А я молчал, потому что люди могли только подпортить мне этот вечер.

Потом я задавал вопрос: почему я так себя вел (кричал и валялся)? Оказывается в городе таких мест, где можно поорать, чтоб тебя ни кто не слышал, нет. Очень примитивное объяснение поведения, но как бывает, хочется делать то, что хочешь и можешь, но не принято.

Ни кто из нас не заболел после прогулки. Бывают же волшебные ночи.

 

В нашем переполненном пенсионерами доме было одно исключение. А именно девушка на пятом этаже. Как я узнал позже, квартира ее располагалась над Пашиной. В квартире жила она одна. Быть может, она досталась ей от покойной бабушки. Не знаю.

Могу сказать, что иногда видел ее с парнями или мужчинами, при чем разными (в течении двух лет что я жил в этом доме). Лет ей приблизительно двадцать, двадцать два (могу ошибаться, по лицу определял). Вот собственно и все.

Да вот, один момент, какому я стал случайным свидетелем. Она входила с кем-то в наш подъезд, и надо было видеть пожилых женщин, сидящих на скамейке. Как замолчали они, когда она подошла. Как провожали ее откровенными строгими взглядами, и она это ощущала. Чуть ли не горделиво продефилировала, высоко задрав голову, мол «вот я какая». И только она вошла в подъезд, эти женщины наперебой заговорили о ней, а потом и, в общем о распоясывающейся молодежи, да так громко чтобы со спины она слышала. До сих пор улыбаюсь, вспоминая эту картину. Иллюстрация к выражению «О времена, о нравы»

Он увидел, как она плакала на лестнице. «Понимаешь, сидела прямо на ступеньках на третьем этаже. Холодно ведь сидеть. Волосы скрывали лицо. Я слышал ее плач. Спросил: «Девушка, что с вами случилось?» Она обернулась и посмотрела на меня красными большими глазами из-под челки. Интересно так у нее волосы прилипли к мокрым от слез щекам. Она ответила: «Ничего», поднялась и ушла просто так наверх. Я остался стоять на лестничной площадке. Чтобы идти в магазин, не могло быть и речи. Я расстроился и чуть не состарился, вернулся к себе. У меня перед глазами до сих пор ее заплаканное лицо»

- И все?

- Понимаю, как смешно это может звучать.

- Мне даже не смешно. Я скорей напуган. – Я улыбался.

- Я хотел пойти к ней, расспросить все ли в порядке. Ты ее знаешь?

- Не переживай. Она быстро найдет себе утешителей.

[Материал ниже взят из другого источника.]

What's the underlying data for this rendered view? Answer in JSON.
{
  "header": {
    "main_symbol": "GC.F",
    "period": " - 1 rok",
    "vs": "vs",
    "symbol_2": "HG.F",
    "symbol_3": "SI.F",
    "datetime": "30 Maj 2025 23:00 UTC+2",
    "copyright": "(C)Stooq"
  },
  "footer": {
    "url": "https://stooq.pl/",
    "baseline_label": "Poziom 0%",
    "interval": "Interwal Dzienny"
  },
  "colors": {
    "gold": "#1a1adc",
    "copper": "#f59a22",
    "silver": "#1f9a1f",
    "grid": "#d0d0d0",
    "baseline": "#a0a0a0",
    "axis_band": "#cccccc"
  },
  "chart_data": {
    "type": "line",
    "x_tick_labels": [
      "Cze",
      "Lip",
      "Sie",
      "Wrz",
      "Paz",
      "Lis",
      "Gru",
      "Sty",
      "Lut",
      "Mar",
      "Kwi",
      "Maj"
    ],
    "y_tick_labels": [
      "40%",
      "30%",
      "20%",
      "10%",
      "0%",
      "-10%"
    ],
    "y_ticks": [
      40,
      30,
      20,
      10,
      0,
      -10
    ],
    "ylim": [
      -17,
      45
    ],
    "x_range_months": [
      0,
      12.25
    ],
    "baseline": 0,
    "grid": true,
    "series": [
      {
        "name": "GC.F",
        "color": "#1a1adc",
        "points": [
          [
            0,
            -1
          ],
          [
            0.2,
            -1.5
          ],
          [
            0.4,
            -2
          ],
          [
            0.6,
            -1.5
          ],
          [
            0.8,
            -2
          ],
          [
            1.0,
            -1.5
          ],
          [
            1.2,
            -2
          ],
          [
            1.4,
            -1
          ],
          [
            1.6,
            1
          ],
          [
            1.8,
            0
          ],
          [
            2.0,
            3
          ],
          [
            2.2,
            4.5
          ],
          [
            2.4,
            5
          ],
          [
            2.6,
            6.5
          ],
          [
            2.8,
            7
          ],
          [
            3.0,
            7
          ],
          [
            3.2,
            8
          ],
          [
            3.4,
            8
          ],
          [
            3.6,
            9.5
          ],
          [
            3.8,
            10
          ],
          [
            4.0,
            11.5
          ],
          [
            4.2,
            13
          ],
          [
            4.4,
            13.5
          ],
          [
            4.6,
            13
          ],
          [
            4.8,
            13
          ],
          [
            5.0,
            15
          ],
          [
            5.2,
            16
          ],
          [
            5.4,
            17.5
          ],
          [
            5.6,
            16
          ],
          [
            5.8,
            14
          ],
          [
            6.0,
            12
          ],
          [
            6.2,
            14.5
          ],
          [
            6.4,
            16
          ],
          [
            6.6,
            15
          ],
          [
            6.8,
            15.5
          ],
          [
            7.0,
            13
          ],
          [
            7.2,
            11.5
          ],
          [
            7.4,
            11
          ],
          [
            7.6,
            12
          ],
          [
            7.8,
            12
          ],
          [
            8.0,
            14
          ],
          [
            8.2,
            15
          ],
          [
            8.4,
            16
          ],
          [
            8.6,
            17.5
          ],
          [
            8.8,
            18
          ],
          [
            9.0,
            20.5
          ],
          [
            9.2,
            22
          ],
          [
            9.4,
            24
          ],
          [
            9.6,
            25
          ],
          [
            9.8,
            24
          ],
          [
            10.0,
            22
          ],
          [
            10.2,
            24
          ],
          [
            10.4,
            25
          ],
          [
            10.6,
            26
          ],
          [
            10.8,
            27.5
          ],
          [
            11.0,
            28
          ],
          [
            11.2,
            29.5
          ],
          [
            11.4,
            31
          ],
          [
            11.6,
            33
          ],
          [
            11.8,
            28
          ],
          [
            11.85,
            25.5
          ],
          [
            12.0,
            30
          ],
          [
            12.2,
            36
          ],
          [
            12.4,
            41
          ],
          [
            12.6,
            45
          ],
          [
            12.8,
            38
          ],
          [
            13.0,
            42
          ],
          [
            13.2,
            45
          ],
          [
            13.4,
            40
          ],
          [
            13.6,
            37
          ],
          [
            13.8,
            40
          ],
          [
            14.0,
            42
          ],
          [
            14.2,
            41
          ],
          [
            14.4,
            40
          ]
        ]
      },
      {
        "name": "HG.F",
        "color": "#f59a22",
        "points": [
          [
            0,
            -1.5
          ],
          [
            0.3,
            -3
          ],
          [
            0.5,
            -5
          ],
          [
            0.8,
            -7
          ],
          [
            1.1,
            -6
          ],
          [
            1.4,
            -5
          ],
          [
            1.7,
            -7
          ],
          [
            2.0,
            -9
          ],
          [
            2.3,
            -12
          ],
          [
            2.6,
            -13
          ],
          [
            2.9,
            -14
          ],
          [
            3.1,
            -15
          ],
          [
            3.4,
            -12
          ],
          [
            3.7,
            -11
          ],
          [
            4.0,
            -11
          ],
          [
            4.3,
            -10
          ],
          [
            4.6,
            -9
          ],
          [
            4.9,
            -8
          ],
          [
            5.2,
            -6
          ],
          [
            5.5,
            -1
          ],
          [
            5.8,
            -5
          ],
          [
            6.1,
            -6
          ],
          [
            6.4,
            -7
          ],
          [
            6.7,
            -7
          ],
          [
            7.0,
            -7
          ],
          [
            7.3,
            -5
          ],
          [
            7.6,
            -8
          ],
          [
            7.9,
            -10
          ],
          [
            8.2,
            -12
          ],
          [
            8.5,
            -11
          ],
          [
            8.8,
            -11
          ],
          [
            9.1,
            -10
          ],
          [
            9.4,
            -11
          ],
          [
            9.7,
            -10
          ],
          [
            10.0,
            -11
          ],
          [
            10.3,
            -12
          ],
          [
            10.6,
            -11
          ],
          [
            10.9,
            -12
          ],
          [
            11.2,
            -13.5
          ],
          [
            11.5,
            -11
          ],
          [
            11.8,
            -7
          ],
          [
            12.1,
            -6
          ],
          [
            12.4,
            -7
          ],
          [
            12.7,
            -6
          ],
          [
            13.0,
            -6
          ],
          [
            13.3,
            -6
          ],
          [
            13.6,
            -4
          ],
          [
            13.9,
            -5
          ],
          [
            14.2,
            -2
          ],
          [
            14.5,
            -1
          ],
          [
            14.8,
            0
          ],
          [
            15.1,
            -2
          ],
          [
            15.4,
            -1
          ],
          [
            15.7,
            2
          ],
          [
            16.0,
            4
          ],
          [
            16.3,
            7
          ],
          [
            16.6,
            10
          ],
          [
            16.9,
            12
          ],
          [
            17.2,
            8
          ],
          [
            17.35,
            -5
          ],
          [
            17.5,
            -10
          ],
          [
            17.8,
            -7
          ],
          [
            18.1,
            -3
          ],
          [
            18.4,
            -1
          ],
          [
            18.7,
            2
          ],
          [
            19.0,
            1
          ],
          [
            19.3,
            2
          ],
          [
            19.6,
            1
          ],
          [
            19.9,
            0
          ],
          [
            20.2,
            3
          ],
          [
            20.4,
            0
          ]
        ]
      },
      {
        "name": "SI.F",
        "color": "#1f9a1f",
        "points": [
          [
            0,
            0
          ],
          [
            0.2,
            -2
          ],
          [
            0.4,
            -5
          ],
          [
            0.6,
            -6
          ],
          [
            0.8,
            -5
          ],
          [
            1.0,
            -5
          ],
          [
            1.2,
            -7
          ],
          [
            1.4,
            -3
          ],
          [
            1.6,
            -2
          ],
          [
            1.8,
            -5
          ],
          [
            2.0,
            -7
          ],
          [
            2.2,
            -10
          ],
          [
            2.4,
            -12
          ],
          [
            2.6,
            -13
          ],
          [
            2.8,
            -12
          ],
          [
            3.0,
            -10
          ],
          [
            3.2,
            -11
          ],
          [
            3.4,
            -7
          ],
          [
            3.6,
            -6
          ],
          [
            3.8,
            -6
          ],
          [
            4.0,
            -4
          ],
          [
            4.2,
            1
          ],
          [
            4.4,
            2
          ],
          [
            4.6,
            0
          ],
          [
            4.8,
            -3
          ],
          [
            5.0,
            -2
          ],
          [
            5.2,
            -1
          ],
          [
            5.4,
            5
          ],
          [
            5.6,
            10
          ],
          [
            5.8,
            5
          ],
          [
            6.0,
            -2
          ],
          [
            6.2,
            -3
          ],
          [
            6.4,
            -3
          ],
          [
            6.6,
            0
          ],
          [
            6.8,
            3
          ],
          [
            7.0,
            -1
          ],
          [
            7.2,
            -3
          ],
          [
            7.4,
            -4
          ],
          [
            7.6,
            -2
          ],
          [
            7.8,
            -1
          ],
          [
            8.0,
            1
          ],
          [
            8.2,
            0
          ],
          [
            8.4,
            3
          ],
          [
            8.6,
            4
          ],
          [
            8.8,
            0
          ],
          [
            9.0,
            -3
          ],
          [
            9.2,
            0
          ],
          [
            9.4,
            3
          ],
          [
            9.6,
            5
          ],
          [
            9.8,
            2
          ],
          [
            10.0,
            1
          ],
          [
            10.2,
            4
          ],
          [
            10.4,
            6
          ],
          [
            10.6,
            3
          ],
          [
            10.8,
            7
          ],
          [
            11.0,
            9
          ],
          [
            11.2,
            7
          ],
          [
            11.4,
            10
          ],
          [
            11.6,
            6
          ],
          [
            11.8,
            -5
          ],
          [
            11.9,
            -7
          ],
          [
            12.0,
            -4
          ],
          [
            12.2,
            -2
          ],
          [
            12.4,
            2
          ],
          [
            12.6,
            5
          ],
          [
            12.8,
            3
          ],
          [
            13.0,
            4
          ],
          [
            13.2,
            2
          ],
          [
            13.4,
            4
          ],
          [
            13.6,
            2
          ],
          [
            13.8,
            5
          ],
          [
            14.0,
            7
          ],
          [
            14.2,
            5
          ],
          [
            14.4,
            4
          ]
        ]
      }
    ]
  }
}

Вот таким было начало. Она с того дня глубоко засела в его голове. Как-то чудно мне было. По мне она Паше совсем не подходила. Какие могли быть у них точки соприкосновения? Чем могла она ему понравиться? Лично я мог бы с ходу сказать, чем могла не понравиться, а наоборот пришлось бы подумать. Поэтому советы мои были направлены на отговоры и замятие всякой заинтересованности ею разными средствами. Потом уже я сожалел о своем отношении.

- Да красива. Знаешь, она ведь мне тоже сначала очень понравилась. Слава богу, быстро кончилось. Я, как-то просто поздоровался, а она так презрительно - удивленно на меня посмотрела, что я отворотился и ускорил шаг. Сначала не по себе, неудобно было, а потом… ну, в самом деле, неужели трудно поздороваться? Эка пава (бабушкино выражение).

 

- У меня есть убеждение, что красота девушки портит ее характер. Подобные случаи есть правило.

- Ты наверно так же думаешь, что все красивые девушки глупы?

- Нет, не все. Представь, что на каждую женщину приходится какая-то малая вероятность быть красивой, и также вероятность быть умной не зависимо друг от друга. Отсюда следует, что соединение красоты и ума большая редкость. А если взять еще такой параметр как доброта. А если учесть что красота часто исключает доброту. Идеала не существует.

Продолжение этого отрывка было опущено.